Speakers called for the legislature to pass the Eliminate Mandatory Minimums Act, the Second Look Act, and the Earned Time Act to overhaul sentences that often target the most vulnerable communities in the state since the Rockefeller drug laws and to end New York’s legacy of indiscriminate and excessive punishment.
Proponents of the bills believe they will allow greater investments in community safety and healing by eliminating mandatory minimums, allowing judges to review and reconsider excessive sentences, and supporting transformation and the return of incarcerated community members through strengthened earned time laws.
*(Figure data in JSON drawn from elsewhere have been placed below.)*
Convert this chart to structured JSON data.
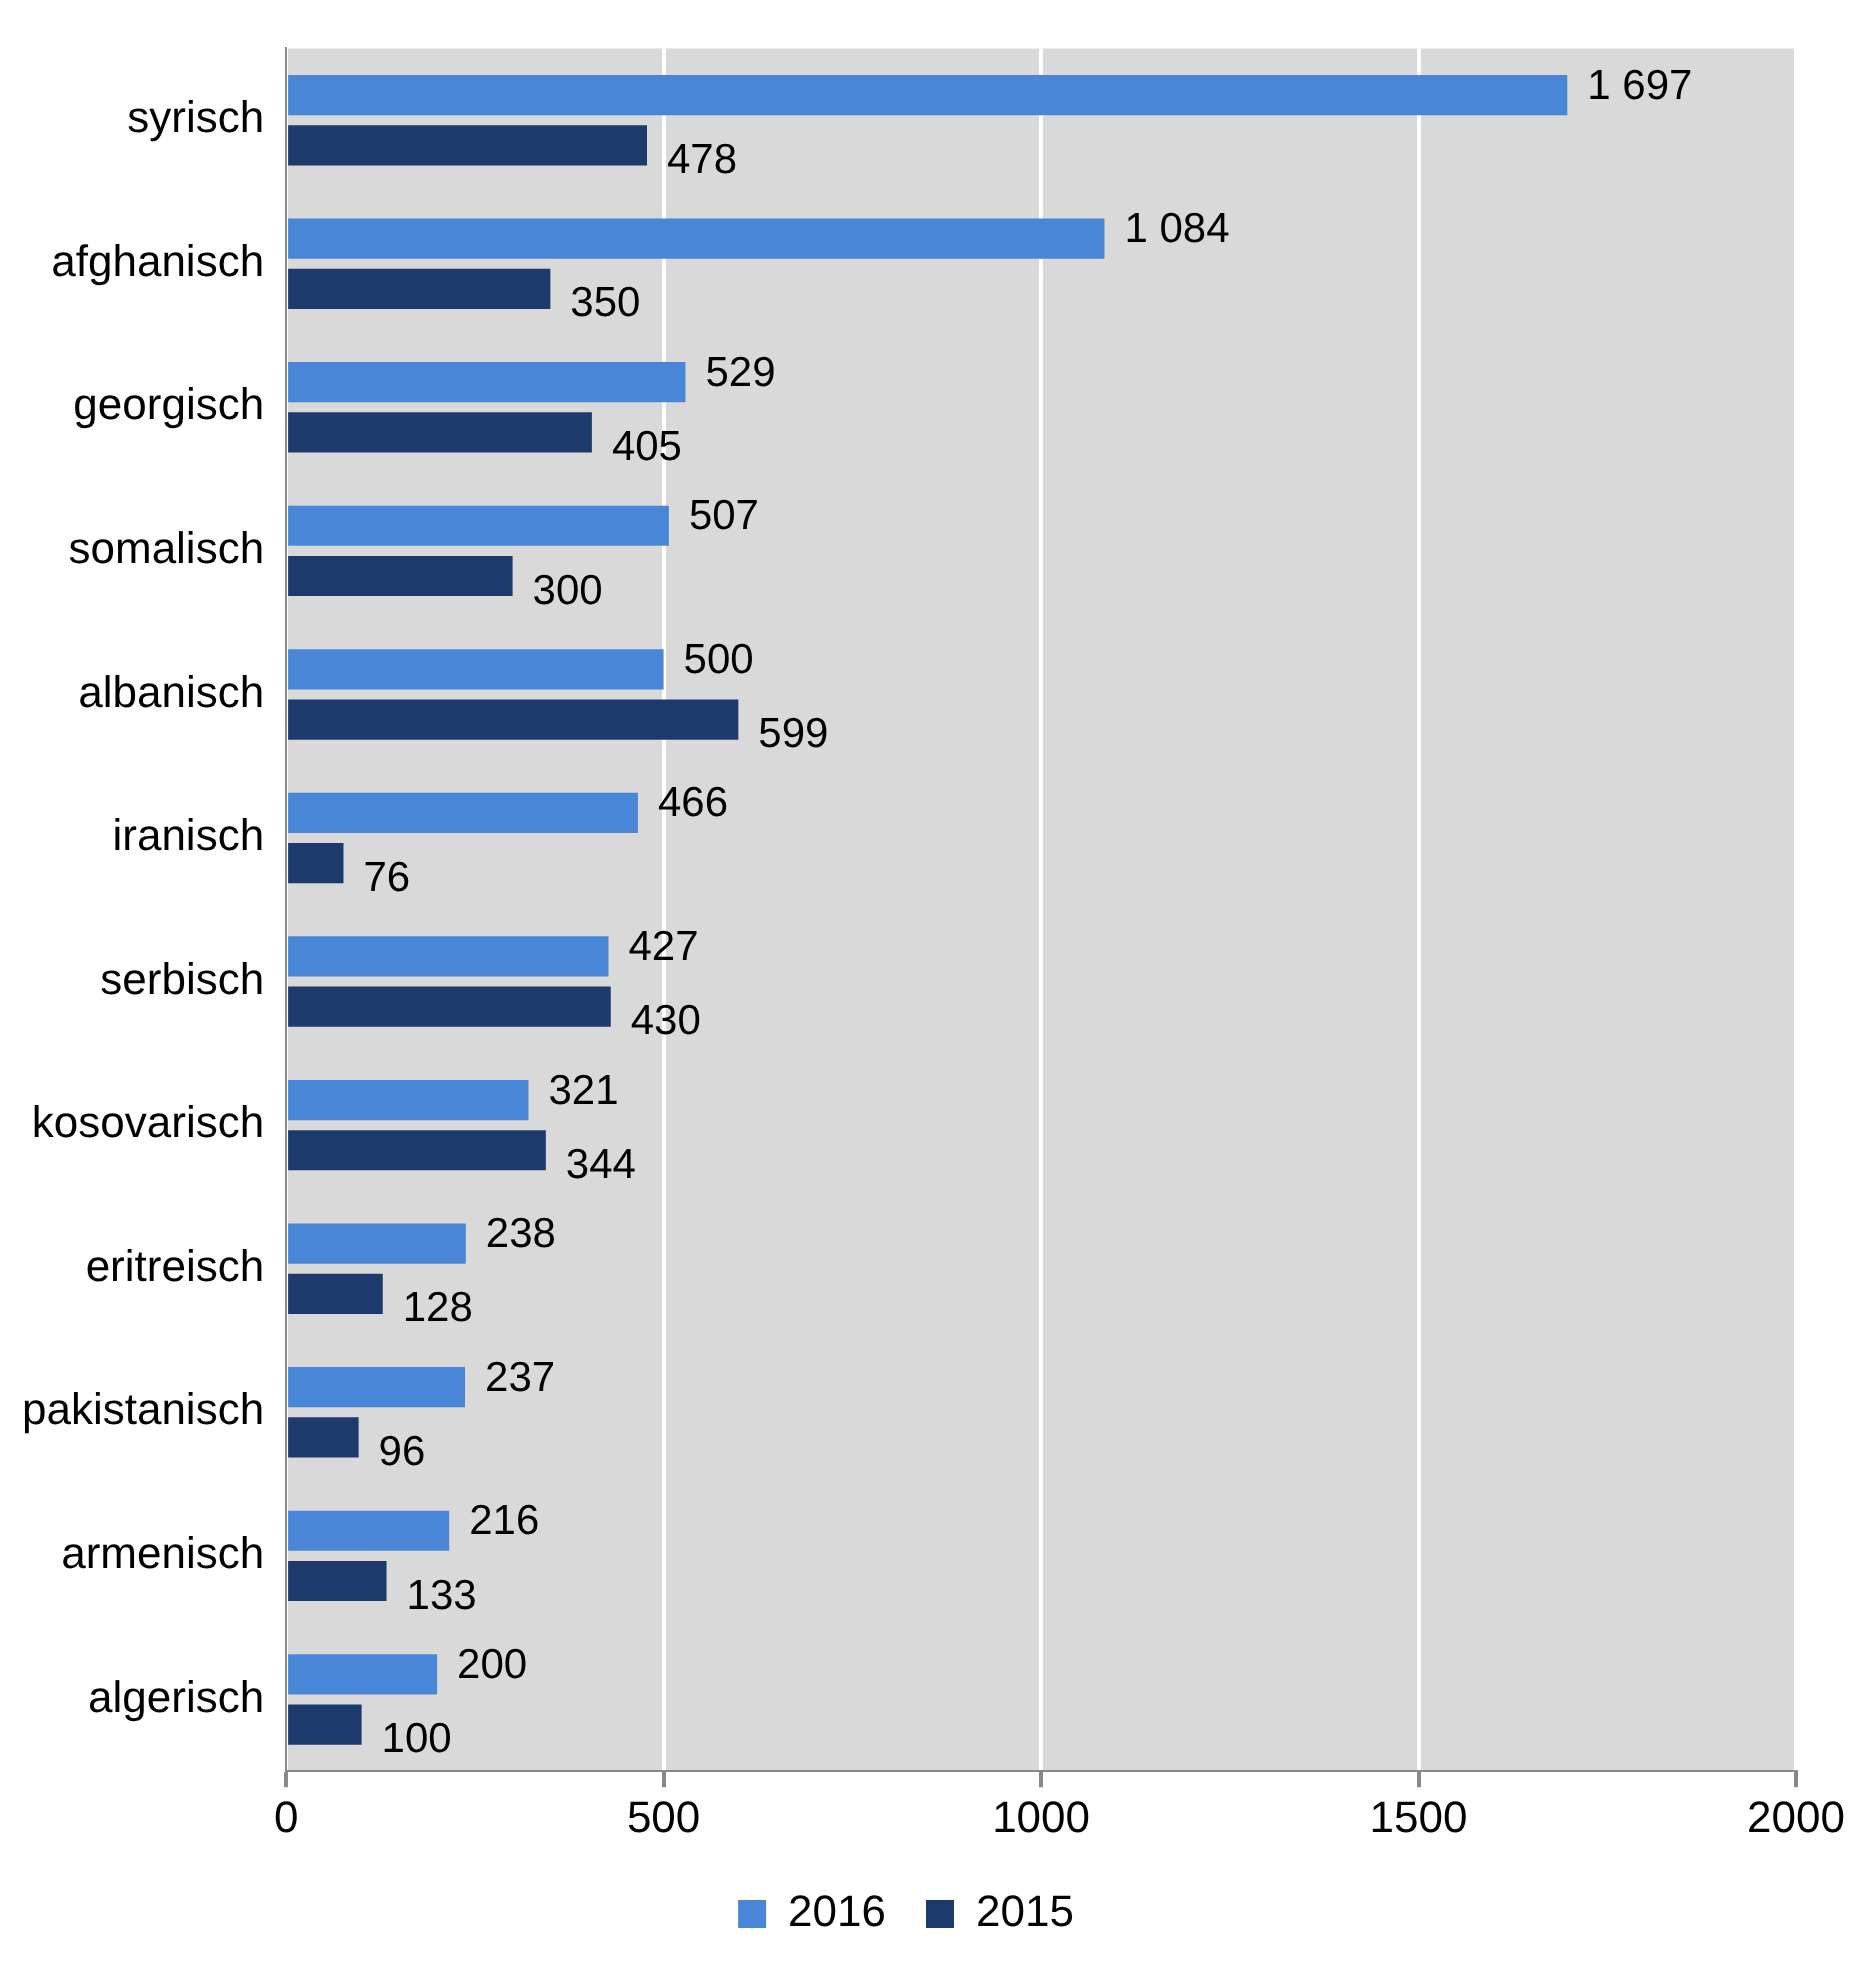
{
  "chart_data": {
    "type": "bar",
    "orientation": "horizontal",
    "categories": [
      "syrisch",
      "afghanisch",
      "georgisch",
      "somalisch",
      "albanisch",
      "iranisch",
      "serbisch",
      "kosovarisch",
      "eritreisch",
      "pakistanisch",
      "armenisch",
      "algerisch"
    ],
    "series": [
      {
        "name": "2016",
        "color": "#4a86d8",
        "values": [
          1697,
          1084,
          529,
          507,
          500,
          466,
          427,
          321,
          238,
          237,
          216,
          200
        ],
        "value_labels": [
          "1 697",
          "1 084",
          "529",
          "507",
          "500",
          "466",
          "427",
          "321",
          "238",
          "237",
          "216",
          "200"
        ]
      },
      {
        "name": "2015",
        "color": "#1c3a6b",
        "values": [
          478,
          350,
          405,
          300,
          599,
          76,
          430,
          344,
          128,
          96,
          133,
          100
        ],
        "value_labels": [
          "478",
          "350",
          "405",
          "300",
          "599",
          "76",
          "430",
          "344",
          "128",
          "96",
          "133",
          "100"
        ]
      }
    ],
    "xlim": [
      0,
      2000
    ],
    "xticks": [
      0,
      500,
      1000,
      1500,
      2000
    ],
    "grid": "x",
    "legend": "bottom"
  }
}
“Over 30,000 people are currently incarcerated in state prisons,” said Marvin Mayfield, Director of Organizing at Center for Community Alternatives during the April 26 rally. “Nearly 75% are Black or Brown. As intended, these laws exacerbated the mass criminalization and mass incarceration of Black and Brown New Yorkers. We need Communities Not Cages: to decarcerate state prisons, to reduce the power of prosecutors to coerce pleas and dictate sentences, and to address the harms of the sentencing laws passed in the 1970s and 1990s that have created the current crisis of mass incarceration.”
Those familiar with the issues addressed in each measure of the proposed legislature emphasized how existing laws can be extremely prejudicial.
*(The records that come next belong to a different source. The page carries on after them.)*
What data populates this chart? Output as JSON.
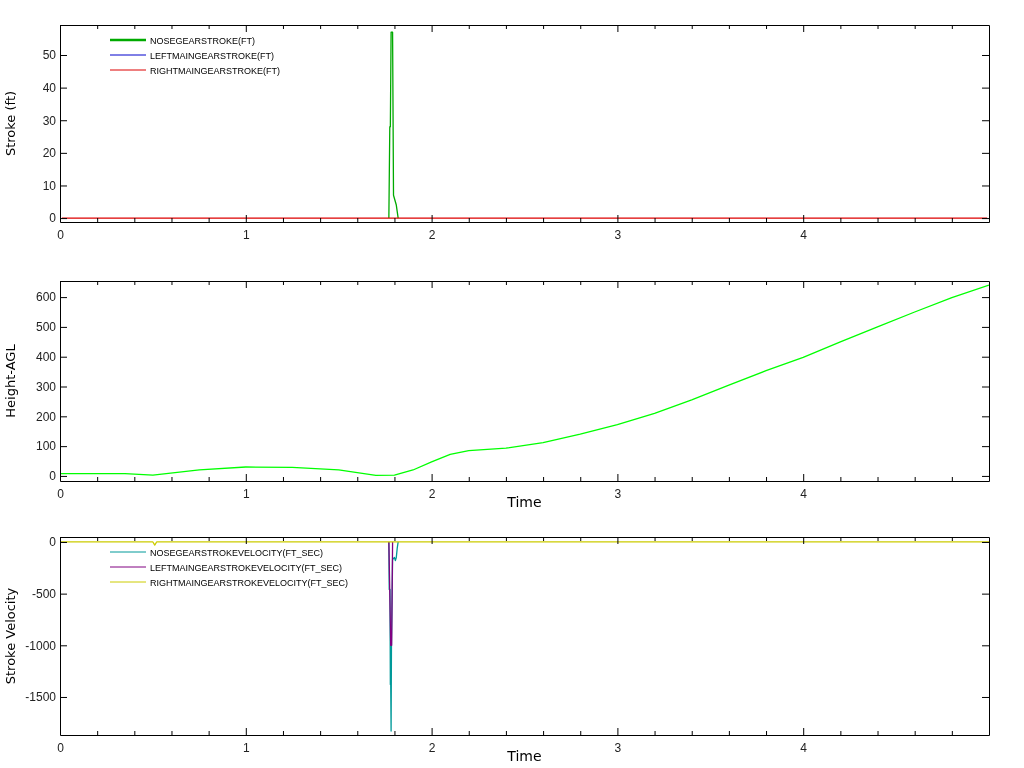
{
  "chart_data": [
    {
      "type": "line",
      "ylabel": "Stroke (ft)",
      "xlim": [
        0,
        5
      ],
      "ylim": [
        -1.2,
        59.2
      ],
      "xticks": [
        0,
        {
          "value": 0.2,
          "label": null
        },
        {
          "value": 0.4,
          "label": null
        },
        {
          "value": 0.6,
          "label": null
        },
        {
          "value": 0.8,
          "label": null
        },
        1,
        {
          "value": 1.2,
          "label": null
        },
        {
          "value": 1.4,
          "label": null
        },
        {
          "value": 1.6,
          "label": null
        },
        {
          "value": 1.8,
          "label": null
        },
        2,
        {
          "value": 2.2,
          "label": null
        },
        {
          "value": 2.4,
          "label": null
        },
        {
          "value": 2.6,
          "label": null
        },
        {
          "value": 2.8,
          "label": null
        },
        3,
        {
          "value": 3.2,
          "label": null
        },
        {
          "value": 3.4,
          "label": null
        },
        {
          "value": 3.6,
          "label": null
        },
        {
          "value": 3.8,
          "label": null
        },
        4,
        {
          "value": 4.2,
          "label": null
        },
        {
          "value": 4.4,
          "label": null
        },
        {
          "value": 4.6,
          "label": null
        },
        {
          "value": 4.8,
          "label": null
        }
      ],
      "yticks": [
        0,
        10,
        20,
        30,
        40,
        50
      ],
      "grid": false,
      "legend": "top left",
      "series": [
        {
          "name": "NOSEGEARSTROKE(FT)",
          "color": "#00aa00",
          "x": [
            1.77,
            1.775,
            1.778,
            1.782,
            1.79,
            1.795,
            1.8,
            1.805,
            1.81,
            1.815,
            1.82
          ],
          "values": [
            0,
            28,
            28,
            57,
            57,
            7,
            6,
            5,
            4,
            2,
            0
          ]
        },
        {
          "name": "LEFTMAINGEARSTROKE(FT)",
          "color": "#0000cc"
        },
        {
          "name": "RIGHTMAINGEARSTROKE(FT)",
          "color": "#dd0000",
          "x": [
            0.01,
            2.5,
            4.99
          ],
          "values": [
            0,
            0,
            0
          ]
        }
      ]
    },
    {
      "type": "line",
      "xlabel": "Time",
      "ylabel": "Height-AGL",
      "xlim": [
        0,
        5
      ],
      "ylim": [
        -17,
        654
      ],
      "xticks": [
        0,
        {
          "value": 0.2,
          "label": null
        },
        {
          "value": 0.4,
          "label": null
        },
        {
          "value": 0.6,
          "label": null
        },
        {
          "value": 0.8,
          "label": null
        },
        1,
        {
          "value": 1.2,
          "label": null
        },
        {
          "value": 1.4,
          "label": null
        },
        {
          "value": 1.6,
          "label": null
        },
        {
          "value": 1.8,
          "label": null
        },
        2,
        {
          "value": 2.2,
          "label": null
        },
        {
          "value": 2.4,
          "label": null
        },
        {
          "value": 2.6,
          "label": null
        },
        {
          "value": 2.8,
          "label": null
        },
        3,
        {
          "value": 3.2,
          "label": null
        },
        {
          "value": 3.4,
          "label": null
        },
        {
          "value": 3.6,
          "label": null
        },
        {
          "value": 3.8,
          "label": null
        },
        4,
        {
          "value": 4.2,
          "label": null
        },
        {
          "value": 4.4,
          "label": null
        },
        {
          "value": 4.6,
          "label": null
        },
        {
          "value": 4.8,
          "label": null
        }
      ],
      "yticks": [
        0,
        100,
        200,
        300,
        400,
        500,
        600
      ],
      "grid": false,
      "legend": false,
      "series": [
        {
          "color": "#00ff00",
          "x": [
            0,
            0.35,
            0.5,
            0.75,
            1,
            1.25,
            1.5,
            1.7,
            1.8,
            1.9,
            2,
            2.1,
            2.2,
            2.4,
            2.6,
            2.8,
            3,
            3.2,
            3.4,
            3.6,
            3.8,
            4,
            4.2,
            4.4,
            4.6,
            4.8,
            5
          ],
          "values": [
            8,
            8,
            3,
            20,
            30,
            29,
            20,
            2,
            3,
            20,
            47,
            72,
            85,
            93,
            112,
            140,
            172,
            210,
            255,
            305,
            353,
            398,
            450,
            500,
            550,
            598,
            640
          ]
        }
      ]
    },
    {
      "type": "line",
      "xlabel": "Time",
      "ylabel": "Stroke Velocity",
      "xlim": [
        0,
        5
      ],
      "ylim": [
        -1868,
        48
      ],
      "xticks": [
        0,
        {
          "value": 0.2,
          "label": null
        },
        {
          "value": 0.4,
          "label": null
        },
        {
          "value": 0.6,
          "label": null
        },
        {
          "value": 0.8,
          "label": null
        },
        1,
        {
          "value": 1.2,
          "label": null
        },
        {
          "value": 1.4,
          "label": null
        },
        {
          "value": 1.6,
          "label": null
        },
        {
          "value": 1.8,
          "label": null
        },
        2,
        {
          "value": 2.2,
          "label": null
        },
        {
          "value": 2.4,
          "label": null
        },
        {
          "value": 2.6,
          "label": null
        },
        {
          "value": 2.8,
          "label": null
        },
        3,
        {
          "value": 3.2,
          "label": null
        },
        {
          "value": 3.4,
          "label": null
        },
        {
          "value": 3.6,
          "label": null
        },
        {
          "value": 3.8,
          "label": null
        },
        4,
        {
          "value": 4.2,
          "label": null
        },
        {
          "value": 4.4,
          "label": null
        },
        {
          "value": 4.6,
          "label": null
        },
        {
          "value": 4.8,
          "label": null
        }
      ],
      "yticks": [
        0,
        -500,
        -1000,
        -1500
      ],
      "grid": false,
      "legend": "top left",
      "series": [
        {
          "name": "NOSEGEARSTROKEVELOCITY(FT_SEC)",
          "color": "#009999",
          "x": [
            1.77,
            1.772,
            1.776,
            1.778,
            1.78,
            1.782,
            1.784,
            1.79,
            1.795,
            1.8,
            1.805,
            1.81,
            1.815,
            1.82
          ],
          "values": [
            0,
            -460,
            -460,
            -1380,
            -1380,
            -1830,
            -1000,
            -170,
            -160,
            -150,
            -180,
            -150,
            -60,
            0
          ]
        },
        {
          "name": "LEFTMAINGEARSTROKEVELOCITY(FT_SEC)",
          "color": "#800080",
          "x": [
            1.77,
            1.78,
            1.785,
            1.79
          ],
          "values": [
            0,
            -1000,
            -1000,
            0
          ]
        },
        {
          "name": "RIGHTMAINGEARSTROKEVELOCITY(FT_SEC)",
          "color": "#cccc00",
          "x": [
            0,
            0.5,
            0.51,
            0.52,
            0.53,
            5
          ],
          "values": [
            0,
            0,
            -30,
            0,
            0,
            0
          ]
        }
      ]
    }
  ]
}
“I served as a judge for 17 years, imposing sentences 80% of which were unfair, unjust and disproportionate, largely because of mandatory minimum sentences,” said former Judge Nancy Getner, regarding the Eliminate Mandatory Minimums act. “Mandatory minimum sentences ignored all the factors which we know to affect recidivism and rehabilitation including – drug addiction, mental health issues, lessons learned about the neuroscience of adolescence and the impact of trauma. The result had little effect on the crime rate, but a deleterious impact on communities of color.”
Advocates spoke further on the harm that they believe prisons and mass incarceration exact on low-income, Black and Brown communities, saying that under current sentencing laws most incarcerated people have no opportunity to demonstrate to a judge that they have changed or to ask for excessive or extreme sentences to be reconsidered to account for new laws and norms.
“Thousands of New Yorkers suffer under New York state’s convoluted, arbitrary and unreasonable sentencing scheme, which is one of the most regressive in the nation,” said Jared Trujillo, policy counsel at the New York Civil Liberties Union. “State lawmakers must pass the Eliminate Mandatory Minimums Act, Second Look Act and Earned Time Act, which together will prioritize community stability and public safety over perpetuating the racial injustice of mass incarceration. New York’s racist and draconian sentencing laws are in desperate need of a total overhaul.”
Individuals with loved ones currently incarcerated also emphasized just how unfair these laws can be and how they can keep people imprisoned for “indeterminate” amounts of time – regardless of how much time prior to sentencing has been served.
“Right now, people like my husband who are incarcerated with indeterminate sentences can only earn a 6-month credit off their sentence no matter how many programs, degrees of achievements they accomplish while in prison,” said Kerry Gant, Center for Community Alternatives’ community leader. “This means that as hard as they work to grow and change, they are doing so without any incentive from the system itself. This is why we are fighting for the Earned Time Act, which will allow individuals to earn good time or merit time, regardless of their sentence of classification.”